Memory Proxy Maps for Visual Navigation
Faith Johnson, Bryan Bo Cao, Ashwin Ashok, Shubham Jain, Kristin Dana
TL;DR
The paper addresses visual navigation in unseen environments without odometry, graphs, or reinforcement learning by proposing a three-tier feudal architecture that relies on a self-supervised Memory Proxy Map (MPM) as a memory proxy. It introduces a high-level memory manager (MPM), a mid-level waypoint generator (WayNet) trained via human point-click demonstrations, and a low-level action module that maps depth and WayNet waypoints to discrete actions. The approach achieves state-of-the-art performance on image-goal navigation in Gibson Habitat environments with significantly reduced data and without simulators, odometry, or graph-based planning. The work highlights the viability of memory-based, hierarchical navigation for unseen environments and points toward efficient, continual-learning-ready deployment in real-world scenarios.
Abstract
Visual navigation takes inspiration from humans, who navigate in previously unseen environments using vision without detailed environment maps. Inspired by this, we introduce a novel no-RL, no-graph, no-odometry approach to visual navigation using feudal learning to build a three tiered agent. Key to our approach is a memory proxy map (MPM), an intermediate representation of the environment learned in a self-supervised manner by the high-level manager agent that serves as a simplified memory, approximating what the agent has seen. We demonstrate that recording observations in this learned latent space is an effective and efficient memory proxy that can remove the need for graphs and odometry in visual navigation tasks.
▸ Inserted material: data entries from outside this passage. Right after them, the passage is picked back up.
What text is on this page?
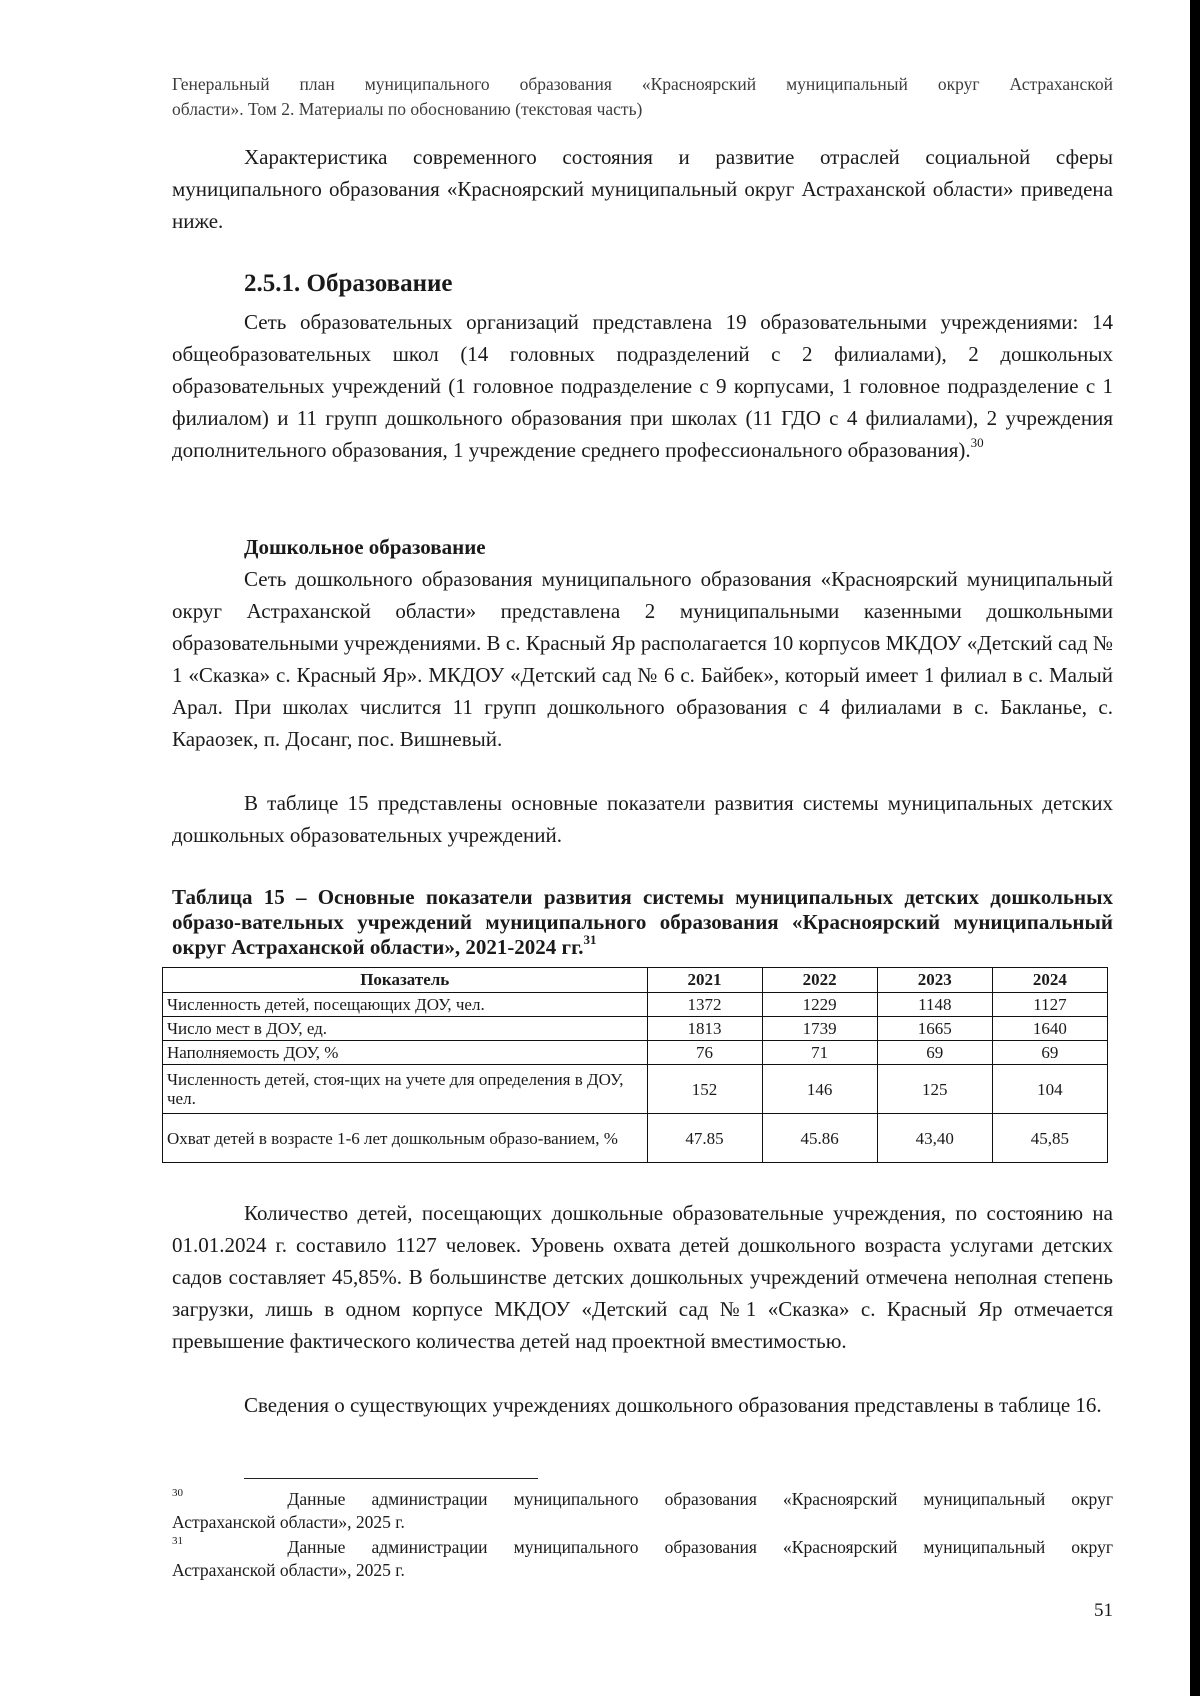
Генеральный план муниципального образования «Красноярский муниципальный округ Астраханской
области». Том 2. Материалы по обоснованию (текстовая часть)
Характеристика современного состояния и развитие отраслей социальной сферы муниципального образования «Красноярский муниципальный округ Астраханской области» приведена ниже.
2.5.1. Образование
Сеть образовательных организаций представлена 19 образовательными учреждениями: 14 общеобразовательных школ (14 головных подразделений с 2 филиалами), 2 дошкольных образовательных учреждений (1 головное подразделение с 9 корпусами, 1 головное подразделение с 1 филиалом) и 11 групп дошкольного образования при школах (11 ГДО с 4 филиалами), 2 учреждения дополнительного образования, 1 учреждение среднего профессионального образования).$^{30}$
Дошкольное образование
Сеть дошкольного образования муниципального образования «Красноярский муниципальный округ Астраханской области» представлена 2 муниципальными казенными дошкольными образовательными учреждениями. В с. Красный Яр располагается 10 корпусов МКДОУ «Детский сад № 1 «Сказка» с. Красный Яр». МКДОУ «Детский сад № 6 с. Байбек», который имеет 1 филиал в с. Малый Арал. При школах числится 11 групп дошкольного образования с 4 филиалами в с. Бакланье, с. Караозек, п. Досанг, пос. Вишневый.
В таблице 15 представлены основные показатели развития системы муниципальных детских дошкольных образовательных учреждений.
Таблица 15 – Основные показатели развития системы муниципальных детских дошкольных образо-вательных учреждений муниципального образования «Красноярский муниципальный округ Астраханской области», 2021-2024 гг.$^{31}$
Показатель	2021	2022	2023	2024
Численность детей, посещающих ДОУ, чел.	1372	1229	1148	1127
Число мест в ДОУ, ед.	1813	1739	1665	1640
Наполняемость ДОУ, %	76	71	69	69
Численность детей, стоя-щих на учете для определения в ДОУ, чел.	152	146	125	104
Охват детей в возрасте 1-6 лет дошкольным образо-ванием, %	47.85	45.86	43,40	45,85
Количество детей, посещающих дошкольные образовательные учреждения, по состоянию на 01.01.2024 г. составило 1127 человек. Уровень охвата детей дошкольного возраста услугами детских садов составляет 45,85%. В большинстве детских дошкольных учреждений отмечена неполная степень загрузки, лишь в одном корпусе МКДОУ «Детский сад №1 «Сказка» с. Красный Яр отмечается превышение фактического количества детей над проектной вместимостью.
Сведения о существующих учреждениях дошкольного образования представлены в таблице 16.
$^{30}$	Данные администрации муниципального образования «Красноярский муниципальный округ
Астраханской области», 2025 г.
$^{31}$	Данные администрации муниципального образования «Красноярский муниципальный округ
Астраханской области», 2025 г.
51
For the mid-level manager agent, we develop a waypoint network (WayNet) that outputs intermediate subgoals, or waypoints, imitating human waypoint selection during local navigation. For the low-level worker agent, we learn a classifier over a discrete action space that avoids local obstacles and moves the agent towards the WayNet waypoint. The resulting feudal navigation network offers a novel approach with no RL, no graph, no odometry, and no metric map; all while achieving SOTA results on the image goal navigation task.